In those days, nobody knew anything about radioactive fallout and radiation sickness, so even though God had miraculously spared me from the initial blast, I soon became very sick from exposure to fallout, as well as eating and drinking contaminated food and water. I came down with a very high fever, and could no longer eat. I became delirious and had terrible dreams and hallucinations in which I relived the horrors I had witnessed. I expected to die any day. It was then that I began to pray to God-if there was a God-that He would take away those horrible nightmares and visions and save my life. The nightmares ceased and God miraculously began to heal my body in answer to my prayers.

For the next five years, I remained very weak and sick from radiation sickness. During this time I did not grow at all. My voice remained the same, and I did not mature as normal boys did. My mother worried that I might end up a dwarf in a circus. But still I prayed daily that God would restore my health completely, and sure enough, when I was 19, I grew 15 centimeters (6 inches) in one year and my body matured completely.

For many years, I told no one about my experience because others considered those of us who had been affected by high doses of radiation the living dead, as though it was only a matter of time before we would die. It was also thought that those who had been exposed to radiation would have abnormal and deformed children. I felt, therefore, that I should tell any girl I was considering to marry about my background and experience, and several girls refused to marry me because of this. Eventually one girl agreed to be my wife, and thanks to God, we had three normal, healthy, beautiful children.-Another set of miracles!

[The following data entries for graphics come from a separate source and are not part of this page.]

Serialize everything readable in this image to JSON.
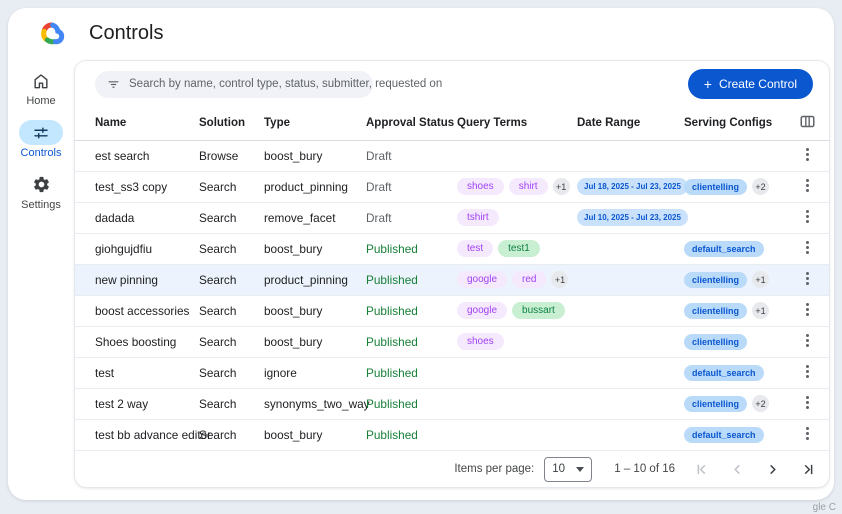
{
  "header": {
    "title": "Controls"
  },
  "sidebar": {
    "items": [
      {
        "label": "Home",
        "icon": "home-icon",
        "active": false
      },
      {
        "label": "Controls",
        "icon": "tune-icon",
        "active": true
      },
      {
        "label": "Settings",
        "icon": "settings-icon",
        "active": false
      }
    ]
  },
  "toolbar": {
    "search_placeholder": "Search by name, control type, status, submitter, requested on",
    "search_icon": "filter-list-icon",
    "create_button_icon": "+",
    "create_button_label": "Create Control"
  },
  "table": {
    "columns": [
      "Name",
      "Solution",
      "Type",
      "Approval Status",
      "Query Terms",
      "Date Range",
      "Serving Configs"
    ],
    "columns_icon": "view-columns-icon",
    "rows": [
      {
        "name": "est search",
        "solution": "Browse",
        "type": "boost_bury",
        "status": "Draft",
        "query_terms": [],
        "date_range": null,
        "serving_configs": [],
        "highlighted": false
      },
      {
        "name": "test_ss3 copy",
        "solution": "Search",
        "type": "product_pinning",
        "status": "Draft",
        "query_terms": [
          {
            "label": "shoes",
            "color": "purple"
          },
          {
            "label": "shirt",
            "color": "purple"
          }
        ],
        "more_terms": "+1",
        "date_range": "Jul 18, 2025 - Jul 23, 2025",
        "serving_configs": [
          "clientelling"
        ],
        "more_configs": "+2",
        "highlighted": false
      },
      {
        "name": "dadada",
        "solution": "Search",
        "type": "remove_facet",
        "status": "Draft",
        "query_terms": [
          {
            "label": "tshirt",
            "color": "purple"
          }
        ],
        "date_range": "Jul 10, 2025 - Jul 23, 2025",
        "serving_configs": [],
        "highlighted": false
      },
      {
        "name": "giohgujdfiu",
        "solution": "Search",
        "type": "boost_bury",
        "status": "Published",
        "query_terms": [
          {
            "label": "test",
            "color": "purple"
          },
          {
            "label": "test1",
            "color": "green"
          }
        ],
        "date_range": null,
        "serving_configs": [
          "default_search"
        ],
        "highlighted": false
      },
      {
        "name": "new pinning",
        "solution": "Search",
        "type": "product_pinning",
        "status": "Published",
        "query_terms": [
          {
            "label": "google",
            "color": "purple"
          },
          {
            "label": "red",
            "color": "purple"
          }
        ],
        "more_terms": "+1",
        "date_range": null,
        "serving_configs": [
          "clientelling"
        ],
        "more_configs": "+1",
        "highlighted": true
      },
      {
        "name": "boost accessories",
        "solution": "Search",
        "type": "boost_bury",
        "status": "Published",
        "query_terms": [
          {
            "label": "google",
            "color": "purple"
          },
          {
            "label": "bussart",
            "color": "green"
          }
        ],
        "date_range": null,
        "serving_configs": [
          "clientelling"
        ],
        "more_configs": "+1",
        "highlighted": false
      },
      {
        "name": "Shoes boosting",
        "solution": "Search",
        "type": "boost_bury",
        "status": "Published",
        "query_terms": [
          {
            "label": "shoes",
            "color": "purple"
          }
        ],
        "date_range": null,
        "serving_configs": [
          "clientelling"
        ],
        "highlighted": false
      },
      {
        "name": "test",
        "solution": "Search",
        "type": "ignore",
        "status": "Published",
        "query_terms": [],
        "date_range": null,
        "serving_configs": [
          "default_search"
        ],
        "highlighted": false
      },
      {
        "name": "test 2 way",
        "solution": "Search",
        "type": "synonyms_two_way",
        "status": "Published",
        "query_terms": [],
        "date_range": null,
        "serving_configs": [
          "clientelling"
        ],
        "more_configs": "+2",
        "highlighted": false
      },
      {
        "name": "test bb advance editor",
        "solution": "Search",
        "type": "boost_bury",
        "status": "Published",
        "query_terms": [],
        "date_range": null,
        "serving_configs": [
          "default_search"
        ],
        "highlighted": false
      }
    ]
  },
  "pagination": {
    "items_per_page_label": "Items per page:",
    "items_per_page_value": "10",
    "range": "1 – 10 of 16",
    "icons": [
      "first-page-icon",
      "chevron-left-icon",
      "chevron-right-icon",
      "last-page-icon"
    ]
  },
  "watermark": "gle C",
  "colors": {
    "accent_blue": "#0b57d0",
    "active_pill": "#c2e7ff",
    "published_green": "#188038",
    "draft_gray": "#5f6368",
    "query_term_purple": "#a142f4",
    "query_term_green": "#0d8043",
    "pill_blue_bg": "#c9e1fb"
  }
}
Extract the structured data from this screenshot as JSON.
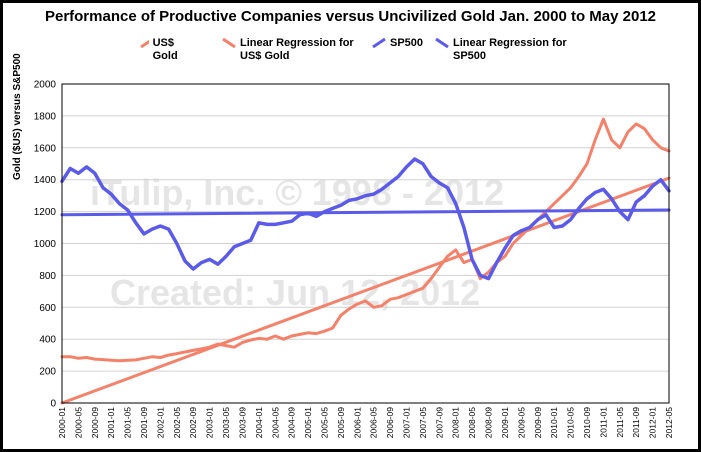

It wasn't until many years after my Hiroshima bomb experience that someone told me about Jesus and His plan of salvation, and I asked Jesus to come into my heart. Before that I could never understand why God had miraculously spared me. But now I believe the Lord wants me to tell my story in order to warn the world of the nightmare of nuclear war-a war that unleashes the very horrors of hell on earth and is absolutely insane, suicidal, and without honor, where millions of innocent men, women, and children can be wiped out in one burning flash.

I would also like my story to encourage all who hear it that God can do miracles. If God wants you to live, then nothing can kill you-not even an atomic bomb!